De formação marxista, Godard não hesitava em plantar a política nos filmes, outra característica que levaria o movimento a ser encarado como divisor de águas. Com Masculino feminino (1966), ele assume sua marca política em uma sequência de 1h44 na qual Jean Pierre Léaud, o queridinho de Truffaut, e Chantal Goya discutem, em um café, a militância contra a guerra do Vietnã ao mesmo tempo em que embarcam em um diálogo de sedução mútua. Depois viriam Made in U.S.A (1966) e A chinesa (1967), produções nas quais o diretor expõe suas convicções sociais e políticas.
No final dos anos 1960, JLG criou o grupo Dziga Vertov, em homenagem ao cineasta russo. Ali, ele experimentou ao máximo a radicalização política em pleno Maio de 1968, movimento para o qual era uma espécie de ícone. Na década seguinte, o cineasta passaria um tempo dedicado à televisão e afastado do cinema para, nos anos 1980, retomar a película com os chamados filmes-ensaios, com longas como Sauve qui peut (la vie) (1969), Prénom Carmen (1983) e Je vous salue Marie (1985), censurado no Brasil. No final dos anos 1990, Godard deu início a uma série de produções intituladas História(s) do cinema, sua versão, em oito etapas, para a história do cinema. Como ele disse, em entrevista para a revista Les Inrockuptibles, fez "uma ecografia da história pela perspectiva do cinema".

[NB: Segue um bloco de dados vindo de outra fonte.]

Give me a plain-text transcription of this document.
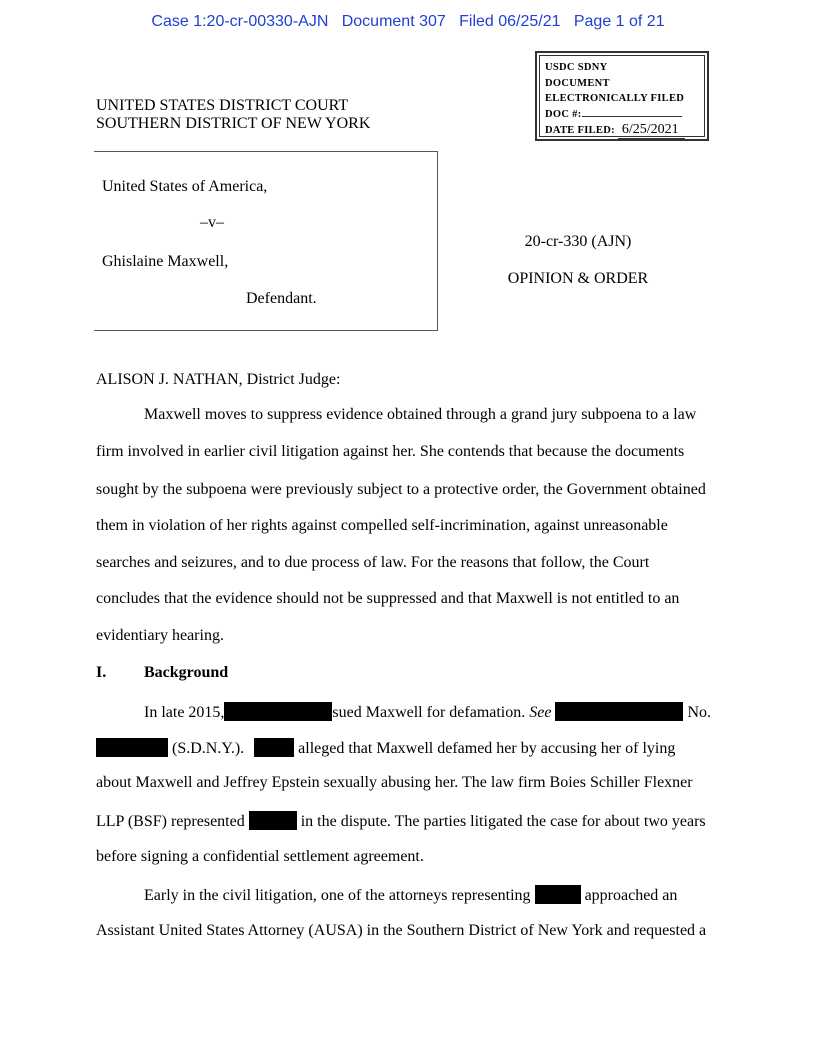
Case 1:20-cr-00330-AJN   Document 307   Filed 06/25/21   Page 1 of 21
USDC SDNY
DOCUMENT
ELECTRONICALLY FILED
DOC #:
DATE FILED: 6/25/2021
UNITED STATES DISTRICT COURT
SOUTHERN DISTRICT OF NEW YORK
United States of America,
–v–
Ghislaine Maxwell,
Defendant.
20-cr-330 (AJN)
OPINION & ORDER
ALISON J. NATHAN, District Judge:
Maxwell moves to suppress evidence obtained through a grand jury subpoena to a law
firm involved in earlier civil litigation against her. She contends that because the documents
sought by the subpoena were previously subject to a protective order, the Government obtained
them in violation of her rights against compelled self-incrimination, against unreasonable
searches and seizures, and to due process of law. For the reasons that follow, the Court
concludes that the evidence should not be suppressed and that Maxwell is not entitled to an
evidentiary hearing.
I. Background
In late 2015,	sued Maxwell for defamation. See	No.
(S.D.N.Y.).	alleged that Maxwell defamed her by accusing her of lying
about Maxwell and Jeffrey Epstein sexually abusing her. The law firm Boies Schiller Flexner
LLP (BSF) represented	in the dispute. The parties litigated the case for about two years
before signing a confidential settlement agreement.
Early in the civil litigation, one of the attorneys representing	approached an
Assistant United States Attorney (AUSA) in the Southern District of New York and requested a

Na década de 2000, o experimentalismo do franco-suíço toma dimensões extremas com produções como Filme socialismo (2010) e Elogio do amor (2001). É também em 2010 que ele recebe um Oscar honorário pelo conjunto da obra. Em 2014, apresenta Adeus à linguagem no Festival de Cannes. O filme que compete na seleção oficial, e, em 2018, O livro de imagem, dedicado ao mundo árabe, também concorre à Palma de Ouro. Em uma dessas ocasiões, em entrevista para a divulgação dos filmes, Godard evoca a possibilidade de suicídio, um tema pelo qual sempre demonstrou interesse. "Quando o senhor morrer, o mais tarde possível…", disse o repórter, em episódio citado no jornal Libération. "Não necessariamente o mais tarde possível", interrompeu JLG. "Se eu estiver muito doente, não tenho vontade alguma de ser arrastado em um carrinho de mão", explicou.
Em 2004, ao mesmo jornal, Godard confessou ter tentado se matar nos anos 1960 "para que prestassem atenção em mim". A entrevista era sobre o lançamento de Nossa música, no qual a personagem lê um trecho de O mito de Sísifo, de Albert Camus, que diz: "Existe apenas um problema filosófico realmente sério: o suicídio."